The Biden administration is preparing to auction 480,000 acres off the coasts of New Jersey and New York for offshore wind development, a major milestone for the clean energy goals of the White House and both Democrat-majority states, who say those efforts were deliberately slow walked during the Trump years.
According to a Jan. 12 announcement, the federal Interior Department will begin accepting bids on Feb. 23 for six separate areas in the wind lease sale of the New York Bight, a shallow water stretch of ocean off the coasts of New York and New Jersey. Federal officials expect that once these projects are completed they could generate upwards of 7 gigawatts of offshore wind energy, capable of powering nearly 2 million homes.
Gov. Phil Murphy, who begins his second term next week, set a similar goal early in his administration to build out a 7.5 gigawatt offshore wind capacity by 2035 (16 gigawatts when combined with New York’s goals), and for the Garden State to be entirely reliant on cle,an energy by the middle of the century.
“Offshore wind holds a tremendous promise for our future, obviously in terms of climate change, but also economic growth, strengthening our workforce … as well as job creation,” Murphy said during a Wednesday morning press call with New York Gov. Kathy Hochul, U.S. Interior Secretary Deb Haaland and AFL-CIO President Liz Shuler.
“It’s our chance to show that fighting climate change and creating good-paying unions jobs aren’t at odds with each other. In fact, they go hand in hand,” he said.
There are two wind farms in the works that will total nearly 3,800 megawatts of capacity.
Ørsted North America has full rights to develop the first project, called Ocean Wind, which will have 1,100 megawatts of capacity once completed. New Jersey state officials then approved a second offshore wind project called Ocean Wind 2, which will be developed jointly between Shell New Energies US LLC and EDF Renewables—making it the nation’s largest offshore wind farm at 2,657 megawatts.
Several of these projects will be just off the coast of Atlantic City, while others will be further out to sea, or closer to the Long Island or Delaware Coasts.
That’s a whole of economy and whole of government approach, to … incentivize them to plant their flags in our two states. I think this is going to be a real turning of the page in terms of center of gravity for the wind industry.
— Gov. Phil Murphy
The White House’s goals call for a domestic 30-gigawatt capacity by 2030, and according to Haaland on Wednesday, the nation is essentially “at an inflection point for domestic offshore wind energy development.”
“[O]ffshore wind opportunities like the New York Bight present a once-in-a-generation opportunity to fight climate change and create good-paying, union jobs in the United States,” she said.
The six bidders will be bound by a number of stringent conditions while developing the offshore wind projects, the Biden Interior Department said.
They’ll need to hire union workers; domestically source major components such as the blades, turbines and foundations; follow “environmental justice and economic improvement goals;” and hold engagement forums with any groups that could be affected by the offshore wind developments.
A number of such goals are already underway at the state level.

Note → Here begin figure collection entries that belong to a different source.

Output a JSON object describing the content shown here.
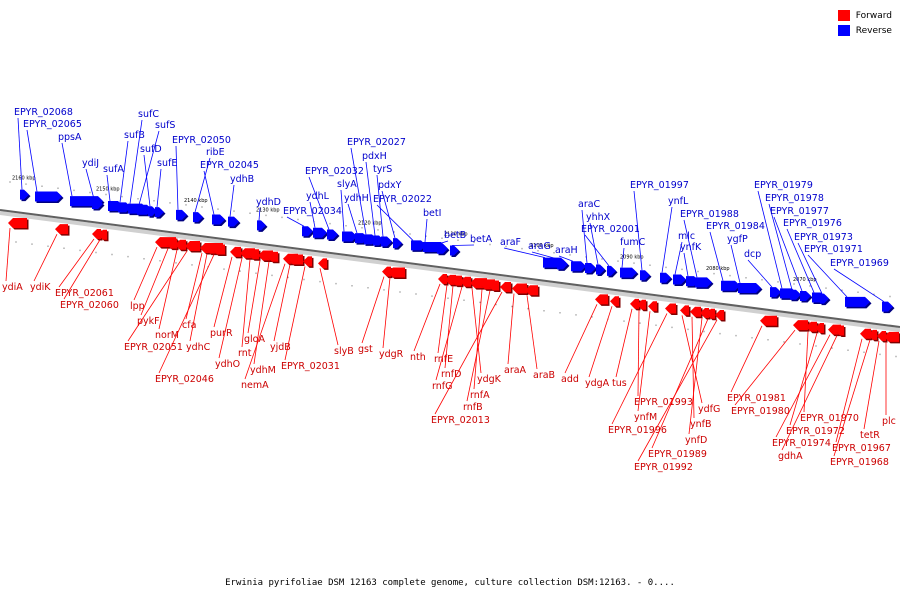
{
  "legend": {
    "forward_label": "Forward",
    "reverse_label": "Reverse",
    "forward_color": "#ff0000",
    "reverse_color": "#0000ff"
  },
  "caption": "Erwinia pyrifoliae DSM 12163 complete genome, culture collection DSM:12163. - 0....",
  "scale_labels": [
    "2160 kbp",
    "2150 kbp",
    "2140 kbp",
    "2130 kbp",
    "2120 kbp",
    "2110 kbp",
    "2100 kbp",
    "2090 kbp",
    "2080 kbp",
    "2070 kbp"
  ],
  "reverse_genes": [
    "EPYR_02068",
    "EPYR_02065",
    "ppsA",
    "ydiJ",
    "sufA",
    "sufB",
    "sufC",
    "sufS",
    "sufD",
    "sufE",
    "EPYR_02050",
    "ribE",
    "EPYR_02045",
    "ydhB",
    "ydhD",
    "EPYR_02034",
    "ydhL",
    "EPYR_02032",
    "slyA",
    "ydhH",
    "EPYR_02027",
    "pdxH",
    "tyrS",
    "pdxY",
    "EPYR_02022",
    "betI",
    "betB",
    "betA",
    "araF",
    "araG",
    "araH",
    "araC",
    "yhhX",
    "EPYR_02001",
    "fumC",
    "EPYR_01997",
    "ynfL",
    "mlc",
    "ynfK",
    "EPYR_01988",
    "EPYR_01984",
    "ygfP",
    "dcp",
    "EPYR_01979",
    "EPYR_01978",
    "EPYR_01977",
    "EPYR_01976",
    "EPYR_01973",
    "EPYR_01971",
    "EPYR_01969"
  ],
  "forward_genes": [
    "ydiA",
    "ydiK",
    "EPYR_02061",
    "EPYR_02060",
    "lpp",
    "pykF",
    "norM",
    "EPYR_02051",
    "cfa",
    "ydhC",
    "EPYR_02046",
    "purR",
    "ydhO",
    "rnt",
    "gloA",
    "ydhM",
    "nemA",
    "yjdB",
    "EPYR_02031",
    "slyB",
    "gst",
    "ydgR",
    "nth",
    "rnfE",
    "rnfD",
    "rnfG",
    "ydgK",
    "rnfA",
    "rnfB",
    "EPYR_02013",
    "araA",
    "araB",
    "add",
    "ydgA",
    "tus",
    "EPYR_01993",
    "ynfM",
    "EPYR_01996",
    "ydfG",
    "ynfB",
    "ynfD",
    "EPYR_01989",
    "EPYR_01992",
    "EPYR_01981",
    "EPYR_01980",
    "EPYR_01970",
    "EPYR_01972",
    "EPYR_01974",
    "gdhA",
    "EPYR_01967",
    "EPYR_01968",
    "tetR",
    "plc"
  ]
}
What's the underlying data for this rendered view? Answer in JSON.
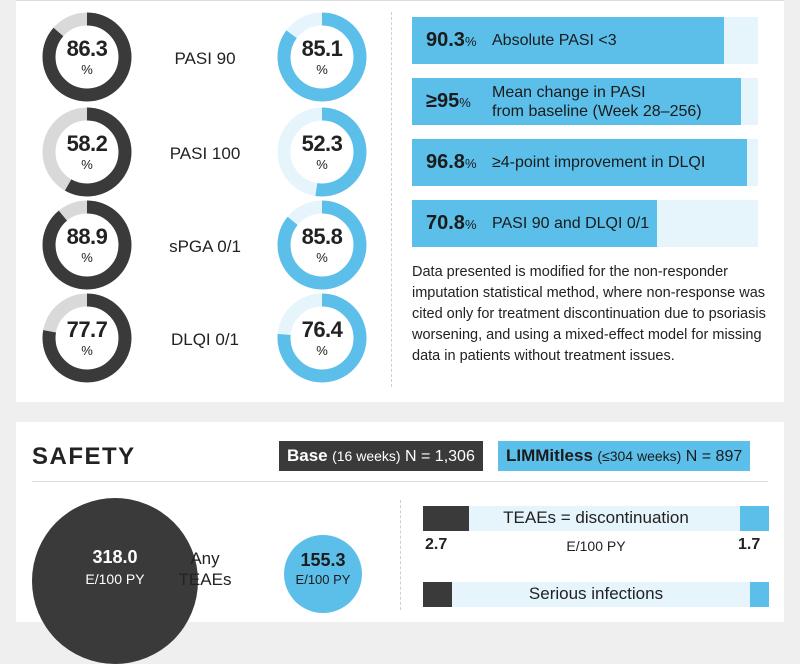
{
  "efficacy": {
    "rows": [
      {
        "label": "PASI 90",
        "base_value": 86.3,
        "base_text": "86.3",
        "lim_value": 85.1,
        "lim_text": "85.1"
      },
      {
        "label": "PASI 100",
        "base_value": 58.2,
        "base_text": "58.2",
        "lim_value": 52.3,
        "lim_text": "52.3"
      },
      {
        "label": "sPGA 0/1",
        "base_value": 88.9,
        "base_text": "88.9",
        "lim_value": 85.8,
        "lim_text": "85.8"
      },
      {
        "label": "DLQI 0/1",
        "base_value": 77.7,
        "base_text": "77.7",
        "lim_value": 76.4,
        "lim_text": "76.4"
      }
    ],
    "pct_symbol": "%",
    "bars": [
      {
        "value": 90.3,
        "num": "90.3",
        "suffix": "%",
        "prefix": "",
        "text_line1": "Absolute PASI <3",
        "text_line2": ""
      },
      {
        "value": 95,
        "num": "95",
        "suffix": "%",
        "prefix": "≥",
        "text_line1": "Mean change in PASI",
        "text_line2": "from baseline (Week 28–256)"
      },
      {
        "value": 96.8,
        "num": "96.8",
        "suffix": "%",
        "prefix": "",
        "text_line1": "≥4-point improvement in DLQI",
        "text_line2": ""
      },
      {
        "value": 70.8,
        "num": "70.8",
        "suffix": "%",
        "prefix": "",
        "text_line1": "PASI 90 and DLQI 0/1",
        "text_line2": ""
      }
    ],
    "note": "Data presented is modified for the non-responder imputation statistical method, where non-response was cited only for treatment discontinuation due to psoriasis worsening, and using a mixed-effect model for missing data in patients without treatment issues."
  },
  "safety": {
    "title": "SAFETY",
    "legend_base": {
      "name": "Base",
      "detail": "(16 weeks)",
      "n": "N = 1,306"
    },
    "legend_lim": {
      "name": "LIMMitless",
      "detail": "(≤304 weeks)",
      "n": "N = 897"
    },
    "any_teaes": {
      "label_line1": "Any",
      "label_line2": "TEAEs",
      "base_value": "318.0",
      "lim_value": "155.3",
      "unit": "E/100 PY"
    },
    "teae_disc": {
      "title": "TEAEs = discontinuation",
      "base_value": "2.7",
      "lim_value": "1.7",
      "unit": "E/100 PY"
    },
    "serious_inf": {
      "title": "Serious infections"
    }
  },
  "colors": {
    "dark": "#3a3a3a",
    "blue": "#5bbfea",
    "light_blue": "#e6f4fb",
    "grey_track": "#d9d9d9"
  }
}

The state is in the process of developing the 200-acre New Jersey Wind Port, from which wind turbine components would be manufactured and assembled to be shipped to the rest of the country. Further north, where the Delaware Bay turns into the Delaware River, is the proposed $250 million manufacturing facility for the wind turbines, based in Camden County along the Delaware River. Murphy said the site would make New Jersey a “global leader in component” manufacturing.
“That’s a whole of economy and whole of government approach, to … incentivize them to plant their flags in our two states,” Murphy said. “I think this is going to be a real turning of the page in terms of center of gravity for the wind industry.”
The domestic sourcing of various components and raw materials for the offshore wind projects, as well as “investments in the supply chain,” should over time alleviate the pains of this past year’s shipping delays, suggested Bureau of Ocean Management Director Amanda Lefton.
And that’s being accomplished through state and federal incentives, she continued. But the proposals have faced opposition.
One group, called Project Our Coast New Jersey, cautioned that the “fast track development” of these offshore wind developments could harm the state’s Jersey Shore tourism and pristine view, as well as “fisheries, wildlife and coastal communities.”
“We take it very seriously,” Murphy said of the Jersey Shore region’s sentiments. “We think the concerns are manageable.”
Haaland maintained that through listening to such groups, the federal government shaved off 72% of the more than 1.7 million acres they were considering for offshore wind development.